Shouldn’t they be derived from what your eye saw when shooting ? Don’t choke, see below :

For illustrate this, my last post contains an image I’ve done, and I describe how far the raw is from this final image and why. And so how close the final image is from what I saw when shooting.
Do you think this image would have pass the test ?
And if not, do you think this is fair or not ? (maybe you think you don’t have to think ?)

And if unfair the question remains :
what are those arbitrary true rgbv values ?
Arbitrary, no mathematicaly speaking off course.
I understand there is a big matematical algorythm to compute them, and mathematic are supposed not to arbitrary; but photographically speaking :wink:

hope my poor english (little bit traductor helped) conveys humor I think in my native french langage.
So no offense.

Thank you Joanna !

Yes we’re all numbers.
Where is number 6 ?

More seriously this is what I had understood. And maybe an IA ring to rule them all ! And this is what frightened me.
Artistic statistic. It rhymes !

Tu peux toujours écrire en français mais, si tu préfère communiquer en anglais, je te conseil d’utiliser Deepl car il est très fort, même pour la traduction de phrases familières.

Dear JoPoV,
Whatever the IRCC thinks about it, this is a stunning image. You know, none of the images we took were taken to be certified or competed with… first and foremost, the photos were taken for our own enjoyment. If I decide to enter certain competitions, it is just to develop my technique by viewing the work of other amateur photographers, as having a large number of “Likes” or “Photo selected on amateur photo websites” will not help me to improve my self in capturing of wildlife scenes.
What you chose for this one is ideal, and the end product is stunning. Congrats.

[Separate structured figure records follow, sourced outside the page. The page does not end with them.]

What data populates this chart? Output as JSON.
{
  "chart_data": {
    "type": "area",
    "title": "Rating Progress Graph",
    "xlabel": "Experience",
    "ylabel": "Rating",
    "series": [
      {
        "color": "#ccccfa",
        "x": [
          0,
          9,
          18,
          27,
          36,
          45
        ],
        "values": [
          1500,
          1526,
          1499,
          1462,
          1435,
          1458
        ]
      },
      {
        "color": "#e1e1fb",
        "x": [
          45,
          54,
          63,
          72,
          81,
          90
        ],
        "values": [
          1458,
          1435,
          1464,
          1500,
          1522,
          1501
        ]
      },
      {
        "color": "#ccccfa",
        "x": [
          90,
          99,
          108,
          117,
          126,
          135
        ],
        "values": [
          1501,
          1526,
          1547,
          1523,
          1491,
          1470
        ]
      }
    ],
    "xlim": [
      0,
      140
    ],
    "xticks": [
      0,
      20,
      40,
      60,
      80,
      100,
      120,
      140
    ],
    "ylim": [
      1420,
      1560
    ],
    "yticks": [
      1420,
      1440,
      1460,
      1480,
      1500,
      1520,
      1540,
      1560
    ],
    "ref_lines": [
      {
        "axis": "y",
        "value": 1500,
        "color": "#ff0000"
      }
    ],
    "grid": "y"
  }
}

Quillbot n’est pas mal aussi :wink:

Mais ce n’est pas un traducteur

A RGB image is a stak of 3 gray images, one for each color, where the intensity of each pixel is coded on 8 bits, so from 0000000 to 11111111 in binary, 0 to 254 in decimal (and 0 to FF in Hexadecimal). The IRCC analyzed a large number of number of professional photos to determine the average deviation of these pixels values between non processed and processed images to etablising a statistical consensus about what professional photographers consider as best practice (We are speaking of photojournalisme that must be as close as possible from the reality, it is not about art photo). From this analysis they grade the image in three categories: Deviation from 0% to 13% grade A, 15% to 21% grade B, up to 30% grade C, above 30% deviation the photo is rejected as outside the best practices for photojournalisme. To simulate this process and estimate if your photo will pass the certficiation do this:

  1. Using your raw editor, deactivate all the presets and export your Raw image in JPG format.

  2. Export the processed image from your editor

  3. Import the two images in ImageJ and perform a RGB analysis

  4. Take the Mean values from this analysis and do ((p-u)/255)*100 where p is the mean RGB value of the processed image and u the mean RGB value of the unprocessed image

  5. Split the two images in 9 areas (3 lines, 3 rows covering the 100% of the image) and perform the same 3,4 operations

  6. You will obtain % to compare with the IRCC rules, the highest value will grade your image
    (this is what I understand from the IRCC documentation, I assume no rigthness and no responsibility in case of rejection)

The main difference between this process and the IRCC one it that the IRCC know the precise caracteristics of their RAW to RGB export algorithm.
This is for color processing grading but as explained before the IRCC performs others controls.

Each photo contest organization defines its own rules, photojournalisme ones will apply similar grading, but nothing prevent you to process your photos outisde these limites and to present your image in art photo contest. The ethical limit is to present an image as a photojournalism one hiding it was processed beyond the accepted photojournalism practices.